刻々と変わる360度の景色を見ながら食事を楽しめる「回転レストラン」。バブル期に全国で増えたが、近年は相次ぐ閉鎖で絶滅の危機にある。今も残る数少ないレストランでは、回転を絶やすまいと業者や関係者が奔走している。(才本淳子)
バブル期に人気「豊かさの象徴」
エレベーターで地上39メートルへ。最上階に足を踏み入れると、パノラマ写真のような景色が広がった。
京都駅そばのリーガロイヤルホテル京都(京都市下京区)に入るフランス料理店「フレンチダイニング トップ オブ キョウト」だ。店の目玉は料理だけではない。90分かけてドーナツ形の床(直径20メートル)が静かに1回転する。

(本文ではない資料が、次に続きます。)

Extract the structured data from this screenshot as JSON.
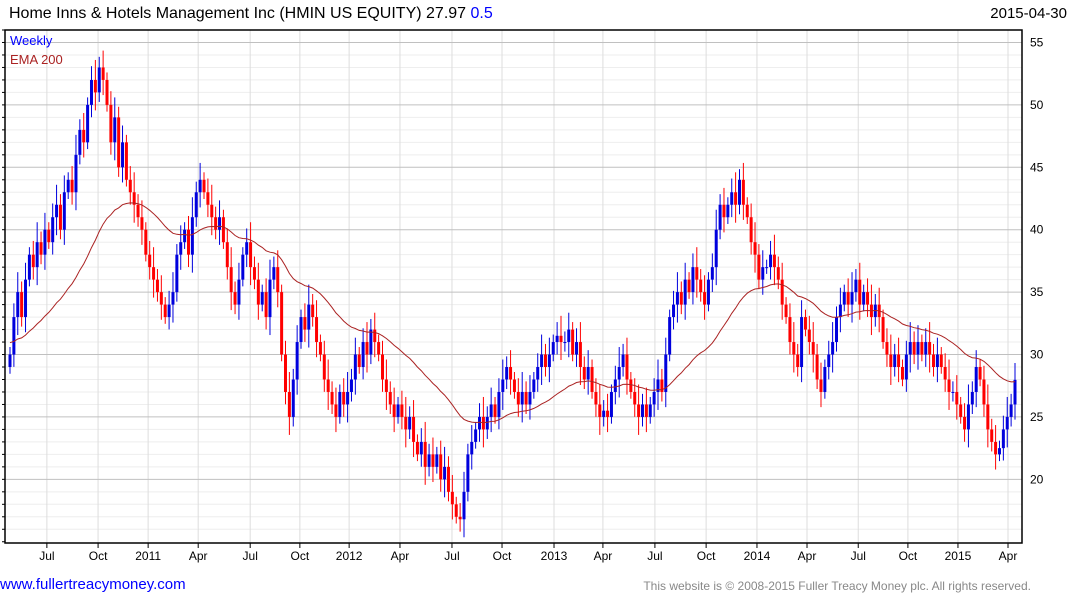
{
  "header": {
    "title": "Home Inns & Hotels Management Inc (HMIN US EQUITY) 27.97",
    "change": "0.5",
    "date": "2015-04-30"
  },
  "footer": {
    "link": "www.fullertreacymoney.com",
    "copyright": "This website is © 2008-2015 Fuller Treacy Money plc. All rights reserved."
  },
  "colors": {
    "up": "#0000dd",
    "down": "#ff0000",
    "ema": "#aa2222",
    "legend_weekly": "#0000ff",
    "legend_ema": "#aa2222"
  },
  "chart_data": {
    "type": "candlestick",
    "title": "Home Inns & Hotels Management Inc (HMIN US EQUITY)",
    "legend": [
      "Weekly",
      "EMA 200"
    ],
    "legend_position": "top-left",
    "ylim": [
      14.9,
      56
    ],
    "yticks": [
      20,
      25,
      30,
      35,
      40,
      45,
      50,
      55
    ],
    "xticks": [
      {
        "label": "Jul",
        "week": 9.5
      },
      {
        "label": "Oct",
        "week": 22.7
      },
      {
        "label": "2011",
        "week": 35.6
      },
      {
        "label": "Apr",
        "week": 48.5
      },
      {
        "label": "Jul",
        "week": 61.9
      },
      {
        "label": "Oct",
        "week": 74.7
      },
      {
        "label": "2012",
        "week": 87.4
      },
      {
        "label": "Apr",
        "week": 100.5
      },
      {
        "label": "Jul",
        "week": 113.9
      },
      {
        "label": "Oct",
        "week": 126.8
      },
      {
        "label": "2013",
        "week": 140.2
      },
      {
        "label": "Apr",
        "week": 152.8
      },
      {
        "label": "Jul",
        "week": 166.2
      },
      {
        "label": "Oct",
        "week": 179.4
      },
      {
        "label": "2014",
        "week": 192.5
      },
      {
        "label": "Apr",
        "week": 205.4
      },
      {
        "label": "Jul",
        "week": 218.6
      },
      {
        "label": "Oct",
        "week": 231.4
      },
      {
        "label": "2015",
        "week": 244.3
      },
      {
        "label": "Apr",
        "week": 257.2
      }
    ],
    "ema_start": 31,
    "ema_period_weeks": 40,
    "closes": [
      30,
      33,
      35,
      33,
      36,
      38,
      37,
      39,
      38,
      40,
      39,
      41,
      42,
      40,
      43,
      44,
      43,
      46,
      48,
      47,
      50,
      52,
      51,
      53,
      52,
      50,
      47,
      49,
      45,
      47,
      44,
      43,
      42,
      41,
      40,
      38,
      37,
      36,
      35,
      34,
      33,
      34,
      35,
      38,
      39,
      40,
      38,
      41,
      43,
      44,
      43,
      42,
      41,
      40,
      41,
      39,
      37,
      35,
      34,
      36,
      38,
      39,
      37,
      36,
      34,
      35,
      33,
      36,
      37,
      35,
      30,
      27,
      25,
      28,
      31,
      33,
      32,
      34,
      33,
      31,
      30,
      28,
      27,
      26,
      25,
      27,
      26,
      27,
      28,
      30,
      29,
      31,
      30,
      32,
      31,
      30,
      28,
      27,
      26,
      25,
      26,
      25,
      24,
      25,
      23,
      22,
      23,
      21,
      22,
      21,
      22,
      20,
      21,
      19,
      18,
      17,
      16.8,
      19,
      22,
      23,
      24,
      25,
      24,
      25,
      26,
      25,
      27,
      28,
      29,
      28,
      27,
      26,
      27,
      26,
      27,
      28,
      29,
      30,
      29,
      30,
      31,
      31.5,
      31,
      31,
      32,
      30,
      31,
      29,
      28,
      29,
      27,
      26,
      25,
      25.5,
      25,
      27,
      28,
      29,
      30,
      28,
      27,
      26,
      25,
      26,
      25,
      26,
      27,
      28,
      27,
      30,
      33,
      34,
      35,
      34,
      36,
      35,
      37,
      36,
      35,
      34,
      36,
      37,
      40,
      42,
      41,
      42,
      43,
      42,
      44,
      42,
      41,
      39,
      38,
      36,
      37,
      37,
      38,
      37,
      36,
      34,
      33,
      31,
      30,
      29,
      33,
      32,
      31,
      30,
      28,
      27,
      29,
      30,
      31,
      33,
      34,
      35,
      34,
      35,
      36,
      34,
      35,
      34,
      33,
      34,
      33,
      31,
      30,
      29,
      30,
      29,
      28,
      30,
      31,
      30,
      31,
      30,
      31,
      30,
      29,
      30,
      29,
      28,
      27,
      27,
      26,
      25,
      24,
      26,
      27,
      29,
      28,
      26,
      24,
      23,
      22,
      22.5,
      24,
      25,
      26,
      27.97
    ]
  }
}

窓から見えるのは、世界遺産・東寺の五重塔や京都タワーなど。京都の街を囲む低い山を遠くに望み、眼下には新幹線が走る。
1969年に開業した当時は、前身の京都グランドホテルだった。技術スタッフの藤井公生(きみお)さん(72)は「昔は蒸気機関車が走っているのも見えました」。景色もホテル名も変わったが、レストランは回り続けてきた。
関西大の永井良和教授(都市社会学)によると、日本で床が回った最初の施設は、神戸市の六甲山上で57年に開業した「回る十国展望台」(閉鎖)。バブル期に百貨店やホテルで増えて人気となり、回転レストランは最盛期の80年代ごろに30~50カ所に上った。
「高級食材とともに、発展する街の景色が動くのを見下ろして楽しむ。豊かさの象徴だったのでしょう」
だが近年、回転を止める店が相次ぐ。